Comme aimait le répéter Jacques Chirac : « Ça m’en touche une sans faire bouger l’autre. » Carla Bruni, l’ex-première dame, l’a même repris dans L’Obs le mois dernier ; comme quoi la réplique est célèbre et non genrée. Ma grand-mère aurait dit « ça ne me fait pas un pli sur la différence » ; on nous a fait passer des vessies pour des lanternes si longtemps.
Je bande, donc je « vit »
Les mecs expose le côté fragile de l’homme (gai ou hétéro, d’ailleurs) face à sa mortalité et à son obsolescence, mais évite de creuser le sujet. On laisse la profondeur aux croque-morts. On effleure la surface sans aller dans le corps caverneux, en mode comédie, usant de métaphores comme « cellulite aux poumons » pour parler des « totons de gras ». Bienvenue dans le ridicule qui ne tue pas. Pas encore…
Lors d’une entrevue sur l’andropause pour les besoins d’un livre, une urologue m’a affirmé que le pénis au garde-à-vous est la preuve « vivante » du tonus de ses clients, leur glaive élevé devant la faux du squelette.
Chez les hyènes, même les femelles ont un pénis
Tant que le vit s’érige, il subsiste un espoir et leur pouvoir est intact, même si Pfizer en est le commanditaire. L’urologue m’avait glissé qu’au final, on n’éduque pas les gens à mourir. Tout serait beaucoup plus simple s’ils acceptaient leur destin, assez prévisible. Et s’ils cessaient d’obséder sur la grosseur de leur engin, aussi (ça, c’est de moi). Et pas que de moi, puisque 15 écrivaines se sont aimablement penchées sur le pénis dans Projet P, paru cette semaine, un ouvrage collectif qui présente l’attribut, du plus flasque au plus rigide, du plus riquiqui au plus turgescent.

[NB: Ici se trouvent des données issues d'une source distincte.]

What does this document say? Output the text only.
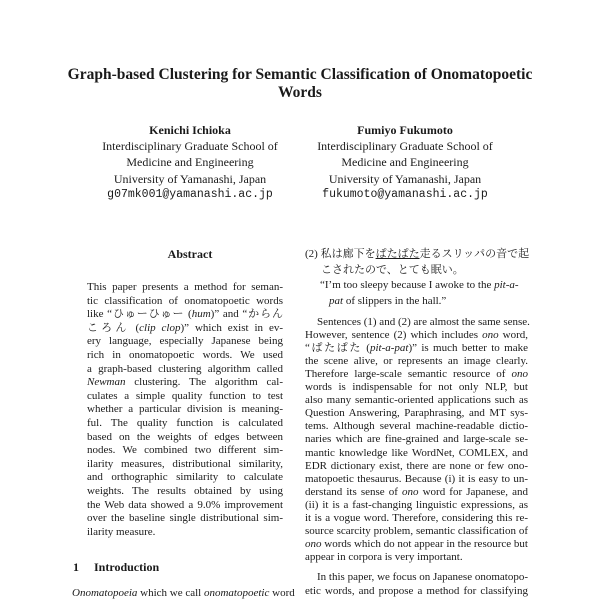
Graph-based Clustering for Semantic Classification of Onomatopoetic
Words
Kenichi Ichioka
Interdisciplinary Graduate School of
Medicine and Engineering
University of Yamanashi, Japan
g07mk001@yamanashi.ac.jp
Fumiyo Fukumoto
Interdisciplinary Graduate School of
Medicine and Engineering
University of Yamanashi, Japan
fukumoto@yamanashi.ac.jp
Abstract
This paper presents a method for seman-
tic classification of onomatopoetic words
like “ひゅーひゅー (hum)” and “からん
ころん (clip clop)” which exist in ev-
ery language, especially Japanese being
rich in onomatopoetic words. We used
a graph-based clustering algorithm called
Newman clustering. The algorithm cal-
culates a simple quality function to test
whether a particular division is meaning-
ful. The quality function is calculated
based on the weights of edges between
nodes. We combined two different sim-
ilarity measures, distributional similarity,
and orthographic similarity to calculate
weights. The results obtained by using
the Web data showed a 9.0% improvement
over the baseline single distributional sim-
ilarity measure.
1 Introduction
Onomatopoeia which we call onomatopoetic word
(2) 私は廊下をぱたぱた走るスリッパの音で起
こされたので、とても眠い。
“I’m too sleepy because I awoke to the pit-a-
pat of slippers in the hall.”
Sentences (1) and (2) are almost the same sense.
However, sentence (2) which includes ono word,
“ぱたぱた (pit-a-pat)” is much better to make
the scene alive, or represents an image clearly.
Therefore large-scale semantic resource of ono
words is indispensable for not only NLP, but
also many semantic-oriented applications such as
Question Answering, Paraphrasing, and MT sys-
tems. Although several machine-readable dictio-
naries which are fine-grained and large-scale se-
mantic knowledge like WordNet, COMLEX, and
EDR dictionary exist, there are none or few ono-
matopoetic thesaurus. Because (i) it is easy to un-
derstand its sense of ono word for Japanese, and
(ii) it is a fast-changing linguistic expressions, as
it is a vogue word. Therefore, considering this re-
source scarcity problem, semantic classification of
ono words which do not appear in the resource but
appear in corpora is very important.
In this paper, we focus on Japanese onomatopo-
etic words, and propose a method for classifying
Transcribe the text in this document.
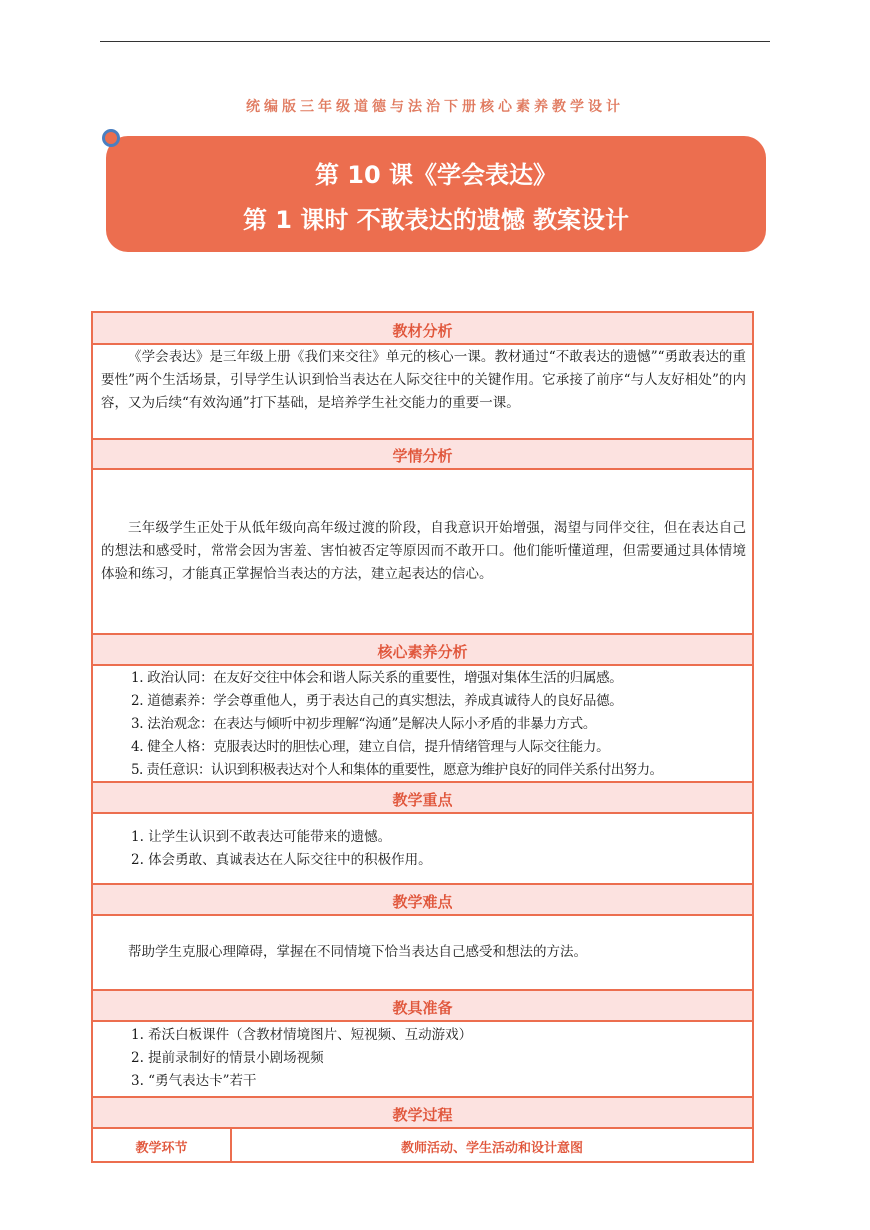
统编版三年级道德与法治下册核心素养教学设计
第 10 课《学会表达》
第 1 课时 不敢表达的遗憾 教案设计
教材分析
《学会表达》是三年级上册《我们来交往》单元的核心一课。教材通过“不敢表达的遗憾”“勇敢表达的重要性”两个生活场景，引导学生认识到恰当表达在人际交往中的关键作用。它承接了前序“与人友好相处”的内容，又为后续“有效沟通”打下基础，是培养学生社交能力的重要一课。
学情分析
三年级学生正处于从低年级向高年级过渡的阶段，自我意识开始增强，渴望与同伴交往，但在表达自己的想法和感受时，常常会因为害羞、害怕被否定等原因而不敢开口。他们能听懂道理，但需要通过具体情境体验和练习，才能真正掌握恰当表达的方法，建立起表达的信心。
核心素养分析
1. 政治认同：在友好交往中体会和谐人际关系的重要性，增强对集体生活的归属感。
2. 道德素养：学会尊重他人，勇于表达自己的真实想法，养成真诚待人的良好品德。
3. 法治观念：在表达与倾听中初步理解“沟通”是解决人际小矛盾的非暴力方式。
4. 健全人格：克服表达时的胆怯心理，建立自信，提升情绪管理与人际交往能力。
5. 责任意识：认识到积极表达对个人和集体的重要性，愿意为维护良好的同伴关系付出努力。
教学重点
1. 让学生认识到不敢表达可能带来的遗憾。
2. 体会勇敢、真诚表达在人际交往中的积极作用。
教学难点
帮助学生克服心理障碍，掌握在不同情境下恰当表达自己感受和想法的方法。
教具准备
1. 希沃白板课件（含教材情境图片、短视频、互动游戏）
2. 提前录制好的情景小剧场视频
3. “勇气表达卡”若干
教学过程
教学环节	教师活动、学生活动和设计意图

Elles sont gentilles, les filles, ne se moquent pas, et en plus, elles nous apprennent des tas de choses. Tiens, que le mot « fascination » vient de phallos, soit le sexe dressé chez les Grecs. Et que chez les Grecs anciens, on était fasciné par les petits zizis, un signe de noblesse. Dans Projet P, on plonge dans l’univers de la vasectomie et celui des dick pics en guirlandes de Noël, ou dans les coussins en forme de pénis. Il y est même question d’impuissance ou d’érection ressuscitée. De « plutôt mourir » que de ne plus bander.
Et on mentionne la culpabilité des filles. Si le gars ne bande pas, c’est de notre faute, s’il nous laisse aussi, s’il nous viole, eh bien, ça dépend de comment nous sommes habillées. Il y a des portraits très drôles dans Projet P et de très émouvants aussi. Comme quoi le pénis n’est pas si loin du cœur quand on lui force un peu la main.
Oui, je le jure, votre honneur !
Ça me fait penser à cette citation de San Antonio qui est passée à l’écran de Les mecs : « Le sexe masculin est ce qu’il y a de plus léger au monde, une simple pensée le soulève. » Déjà remisée aux oubliettes, l’insoutenable légèreté du témoignage qu’a livré Gilbert Rozon la semaine dernière a donné lieu à quantité de blagues croustillantes sur les réseaux sociaux. Kathie, sur Twitter, y est allée d’un : « La madame s’est enfargée dans le pénis de Gilbert. »
J’ai même retrouvé l’histoire, en 2015, d’un millionnaire saoudien qui est tombé sur sa victime de 18 ans, la violant par accident. Authentique. La juge pourra s’appuyer sur la jurisprudence pour rendre son jugement tant attendu.
Il faut tout de même avoir un cerveau passablement affligé par la saison du rut pour s’imaginer qu’une femme préfère enfourcher un homme à qui elle s’est refusée la veille plutôt que de se servir d’un concombre anglais (même libanais), oublié au frigo.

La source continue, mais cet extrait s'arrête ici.